Nos volvemos a juntar y cada centímetro de tu piel liberada se adhiere a la mía.

Mi dura verga se apoya en ti.

No hay muebles en la casa todavía por lo que me acuesto en el piso y te traigo conmigo. Nuestros cuerpos calientes y sudorosos, son lo único que perturba la fina capa de polvo que cubre todo. El frío y duro piso contra el calor de nosotros dos.

No le prestamos ninguna atención a los papeles arrugados y el material de embalaje tirado. Solo importamos nosotros. Te montas sobre mis caderas.

Me aprietas con tus muslos mientras te inclinas para darme un beso. Te subes un poco más sobre mí, y llenas mi boca con tus senos. Paso de uno a otro y mi lengua presiona contra tus pezones endurecidos.

Miro hacia arriba para admirar tu rostro para ver tus ojos voltearse y cerrarse de placer mientras te complazco.

Frotas tu vulva contra mi verga, de abajo hacia arriba, cubriéndome con tu humedad.

Estás mojada y caliente.

Todo lo que puedo pensar es cómo se sentirá estar dentro de ti. Estar sumergido en tu calidez. Sentir cada movimiento.

Mientras más escucho tus suspiros, más quiero hundirme dentro de ti.

Mi verga se levanta, buscando una entrada. Una de tus manos la agarra para guiarla hacia tu interior.

La cabeza de mi verga hace presión contra ti, abriéndote lentamente mientras te penetro. Tiemblo de placer.

Estás tan mojada. Es realmente increíble.

Tus paredes me aprietan mientras voy cada vez más profundo.
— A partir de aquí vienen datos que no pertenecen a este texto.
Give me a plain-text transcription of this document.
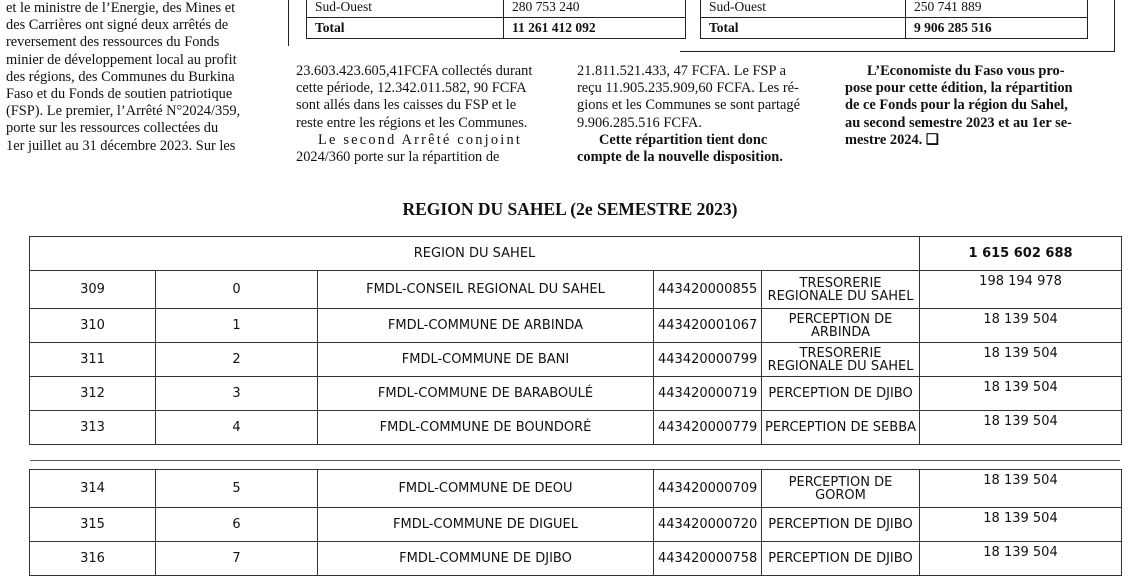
Sud-Ouest	280 753 240
Total	11 261 412 092
Sud-Ouest	250 741 889
Total	9 906 285 516

et le ministre de l’Energie, des Mines et

des Carrières ont signé deux arrêtés de

reversement des ressources du Fonds

minier de développement local au profit

des régions, des Communes du Burkina

Faso et du Fonds de soutien patriotique

(FSP). Le premier, l’Arrêté N°2024/359,

porte sur les ressources collectées du

1er juillet au 31 décembre 2023. Sur les

23.603.423.605,41FCFA collectés durant

cette période, 12.342.011.582, 90 FCFA

sont allés dans les caisses du FSP et le

reste entre les régions et les Communes.

Le second Arrêté conjoint

2024/360 porte sur la répartition de

21.811.521.433, 47 FCFA. Le FSP a

reçu 11.905.235.909,60 FCFA. Les ré-

gions et les Communes se sont partagé

9.906.285.516 FCFA.

Cette répartition tient donc

compte de la nouvelle disposition.

L’Economiste du Faso vous pro-

pose pour cette édition, la répartition

de ce Fonds pour la région du Sahel,

au second semestre 2023 et au 1er se-

mestre 2024. ❑

REGION DU SAHEL (2e SEMESTRE 2023)
REGION DU SAHEL					1 615 602 688
309	0	FMDL-CONSEIL REGIONAL DU SAHEL	443420000855	TRESORERIE
REGIONALE DU SAHEL	198 194 978
310	1	FMDL-COMMUNE DE ARBINDA	443420001067	PERCEPTION DE
ARBINDA	18 139 504
311	2	FMDL-COMMUNE DE BANI	443420000799	TRESORERIE
REGIONALE DU SAHEL	18 139 504
312	3	FMDL-COMMUNE DE BARABOULÉ	443420000719	PERCEPTION DE DJIBO	18 139 504
313	4	FMDL-COMMUNE DE BOUNDORÉ	443420000779	PERCEPTION DE SEBBA	18 139 504
314	5	FMDL-COMMUNE DE DEOU	443420000709	PERCEPTION DE
GOROM	18 139 504
315	6	FMDL-COMMUNE DE DIGUEL	443420000720	PERCEPTION DE DJIBO	18 139 504
316	7	FMDL-COMMUNE DE DJIBO	443420000758	PERCEPTION DE DJIBO	18 139 504
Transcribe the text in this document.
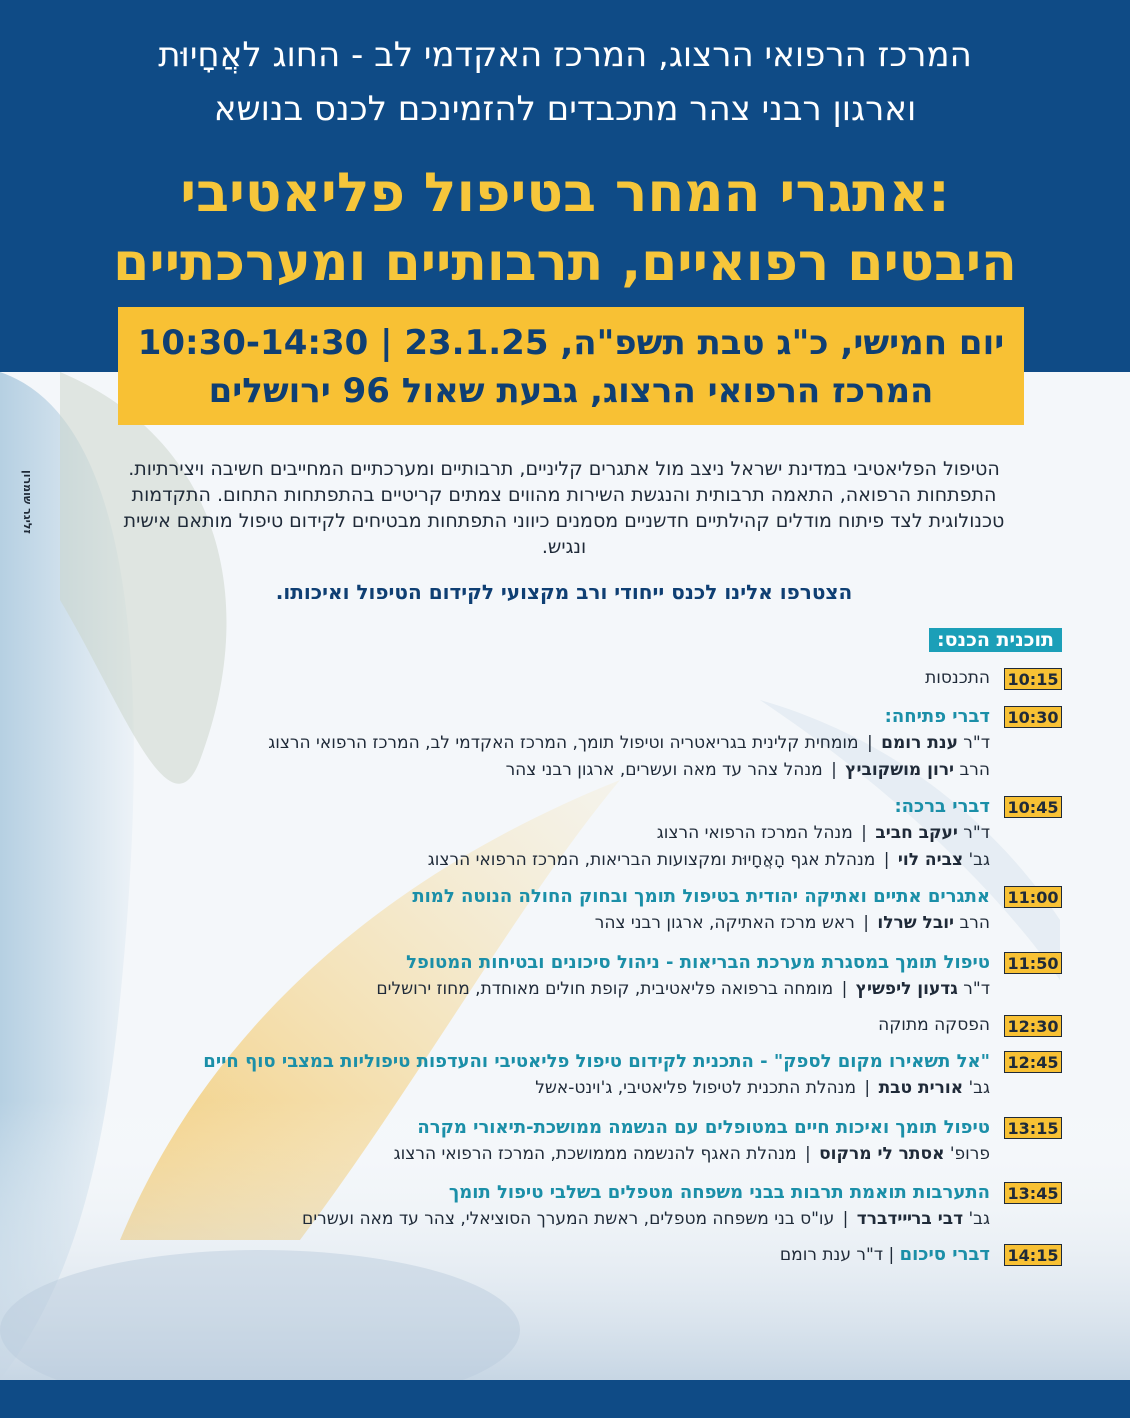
המרכז הרפואי הרצוג, המרכז האקדמי לב - החוג לאֲחָיוּת
וארגון רבני צהר מתכבדים להזמינכם לכנס בנושא
אתגרי המחר בטיפול פליאטיבי:
היבטים רפואיים, תרבותיים ומערכתיים
יום חמישי, כ"ג טבת תשפ"ה, 23.1.25 | 10:30-14:30
המרכז הרפואי הרצוג, גבעת שאול 96 ירושלים
הטיפול הפליאטיבי במדינת ישראל ניצב מול אתגרים קליניים, תרבותיים ומערכתיים המחייבים חשיבה ויצירתיות. התפתחות הרפואה, התאמה תרבותית והנגשת השירות מהווים צמתים קריטיים בהתפתחות התחום. התקדמות טכנולוגית לצד פיתוח מודלים קהילתיים חדשניים מסמנים כיווני התפתחות מבטיחים לקידום טיפול מותאם אישית ונגיש.
הצטרפו אלינו לכנס ייחודי ורב מקצועי לקידום הטיפול ואיכותו.
זליגר שומרון
תוכנית הכנס:
10:15
התכנסות
10:30
דברי פתיחה:
ד"ר ענת רומם | מומחית קלינית בגריאטריה וטיפול תומך, המרכז האקדמי לב, המרכז הרפואי הרצוג
הרב ירון מושקוביץ | מנהל צהר עד מאה ועשרים, ארגון רבני צהר
10:45
דברי ברכה:
ד"ר יעקב חביב | מנהל המרכז הרפואי הרצוג
גב' צביה לוי | מנהלת אגף הָאֲחָיוּת ומקצועות הבריאות, המרכז הרפואי הרצוג
11:00
אתגרים אתיים ואתיקה יהודית בטיפול תומך ובחוק החולה הנוטה למות
הרב יובל שרלו | ראש מרכז האתיקה, ארגון רבני צהר
11:50
טיפול תומך במסגרת מערכת הבריאות - ניהול סיכונים ובטיחות המטופל
ד"ר גדעון ליפשיץ | מומחה ברפואה פליאטיבית, קופת חולים מאוחדת, מחוז ירושלים
12:30
הפסקה מתוקה
12:45
"אל תשאירו מקום לספק" - התכנית לקידום טיפול פליאטיבי והעדפות טיפוליות במצבי סוף חיים
גב' אורית טבת | מנהלת התכנית לטיפול פליאטיבי, ג'וינט-אשל
13:15
טיפול תומך ואיכות חיים במטופלים עם הנשמה ממושכת-תיאורי מקרה
פרופ' אסתר לי מרקוס | מנהלת האגף להנשמה מממושכת, המרכז הרפואי הרצוג
13:45
התערבות תואמת תרבות בבני משפחה מטפלים בשלבי טיפול תומך
גב' דבי ברײידברד | עו"ס בני משפחה מטפלים, ראשת המערך הסוציאלי, צהר עד מאה ועשרים
14:15
דברי סיכום | ד"ר ענת רומם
Cada centímetro de mí deslizándose dentro tuyo mientras vas insertando mi tronco.

Encajamos perfectamente. Mis ojos se cierran y me pierdo en el mar de sensaciones. Dejo que te acomodes sobre mí y tomes la posición más cómoda para ti.

Levantas tu torso y me regalas una vista gloriosa. No puedo evitar sonreír mientras agarro tus caderas.

Te aguanto con firmeza y tú comienzas a rebotar sobre mi verga.

Tus hermosos pechos saltan con cada movimiento y mis ojos no pueden dejar de admirarlos.

Tus gemidos se hacen más y más fuertes con cada choque de nuestras pieles húmedas. Cada respiración es más fuerte y más rápida con cada movimiento de caderas.

Tengo demasiadas ganas de acabar dentro de ti, pero quiero que recibas todo el placer que desees.

Se te ve tan libre, tan hermosa. No quiero que esto acabe hasta que estés totalmente satisfecha.

Y de repente sueltas un grito.

Tu cuerpo se contorsiona cuando comienzas a venirte.

Tus paredes están exprimiendo mi verga, masajeándome con cada uno de tus temblores.

No puedo aguantarme más.

Te rodeo con mis brazos y te abrazo contra mi pecho.

Los dos acabamos en perfecta simetría.

Por unos segundos, lo único que podemos hacer es quedarnos ahí tirados, jadeando. Luego, te separas de mí con tranquilidad.

No puedo evitar soltar una pequeña carcajada. No por ti, sino por el gozo que siento luego de este primer encuentro.

Creo que este no será el vecindario aburrido que me imaginé, no contigo viviendo en la casa de al lado.